I wish I could investigate this threaded Perl problem.  If someone
could lend me an account on a machine with threaded Perl for a few
hours, it would be very helpful.

That is why the version number is 0.49 instead of 1.00.

=head1 MAILING LIST

To join a very low-traffic mailing list for announcements about
C<Memoize>, send an empty note to C<mjd-perl-memoize-request@plover.com>.

=head1 AUTHOR

Mark-Jason Dominus (C<mjd-perl-memoize+@plover.com>), Plover Systems co.

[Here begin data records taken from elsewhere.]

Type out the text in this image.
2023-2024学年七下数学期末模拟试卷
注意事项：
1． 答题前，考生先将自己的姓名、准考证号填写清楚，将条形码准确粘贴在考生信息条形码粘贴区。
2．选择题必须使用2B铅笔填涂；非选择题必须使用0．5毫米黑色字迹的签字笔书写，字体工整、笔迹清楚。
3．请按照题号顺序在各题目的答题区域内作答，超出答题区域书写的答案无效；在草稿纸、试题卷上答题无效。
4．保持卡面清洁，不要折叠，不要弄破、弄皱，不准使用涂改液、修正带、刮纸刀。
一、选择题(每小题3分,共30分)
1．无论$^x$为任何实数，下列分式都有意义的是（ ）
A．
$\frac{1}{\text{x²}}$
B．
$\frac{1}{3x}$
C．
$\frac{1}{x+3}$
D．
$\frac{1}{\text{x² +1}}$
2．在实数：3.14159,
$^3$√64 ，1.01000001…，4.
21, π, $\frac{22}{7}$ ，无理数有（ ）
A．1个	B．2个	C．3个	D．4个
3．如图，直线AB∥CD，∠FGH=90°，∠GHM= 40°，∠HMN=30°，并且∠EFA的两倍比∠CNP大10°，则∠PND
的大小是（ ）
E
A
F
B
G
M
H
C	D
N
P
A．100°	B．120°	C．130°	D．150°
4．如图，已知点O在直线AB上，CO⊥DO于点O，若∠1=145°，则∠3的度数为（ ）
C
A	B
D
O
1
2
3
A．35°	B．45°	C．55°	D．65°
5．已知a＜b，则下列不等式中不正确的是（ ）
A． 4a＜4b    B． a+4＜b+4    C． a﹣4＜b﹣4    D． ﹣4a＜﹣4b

See the C<Memoize.pm> Page at http://www.plover.com/~mjd/perl/Memoize/
for news and upgrades.  Near this page, at
http://www.plover.com/~mjd/perl/MiniMemoize/ there is an article about
memoization and about the internals of Memoize that appeared in The
Perl Journal, issue #13.  (This article is also included in the
Memoize distribution as `article.html'.)

To join a mailing list for announcements about C<Memoize>, send an
empty message to C<mjd-perl-memoize-request@plover.com>.  This mailing
list is for announcements only and has extremely low traffic---about
four messages per year.

=head1 THANK YOU

Many thanks to Jonathan Roy for bug reports and suggestions, to
Michael Schwern for other bug reports and patches, to Mike Cariaso for
helping me to figure out the Right Thing to Do About Expiration, to
Joshua Gerth, Joshua Chamas, Jonathan Roy, Mark D. Anderson, and
Andrew Johnson for more suggestions about expiration, to Ariel
Scolnikov for delightful messages about the Fibonacci function, to
Dion Almaer for thought-provoking suggestions about the default
normalizer, to Walt Mankowski and Kurt Starsinic for much help
investigating problems under threaded Perl, to Alex Dudkevich for
reporting the bug in prototyped functions and for checking my patch,
to Tony Bass for many helpful suggestions, to Philippe Verdret for
enlightening discussion of Hook::PrePostCall, to Nat Torkington for
advice I ignored, to Chris Nandor for portability advice, and to Jenda
Krynicky for being a light in the world.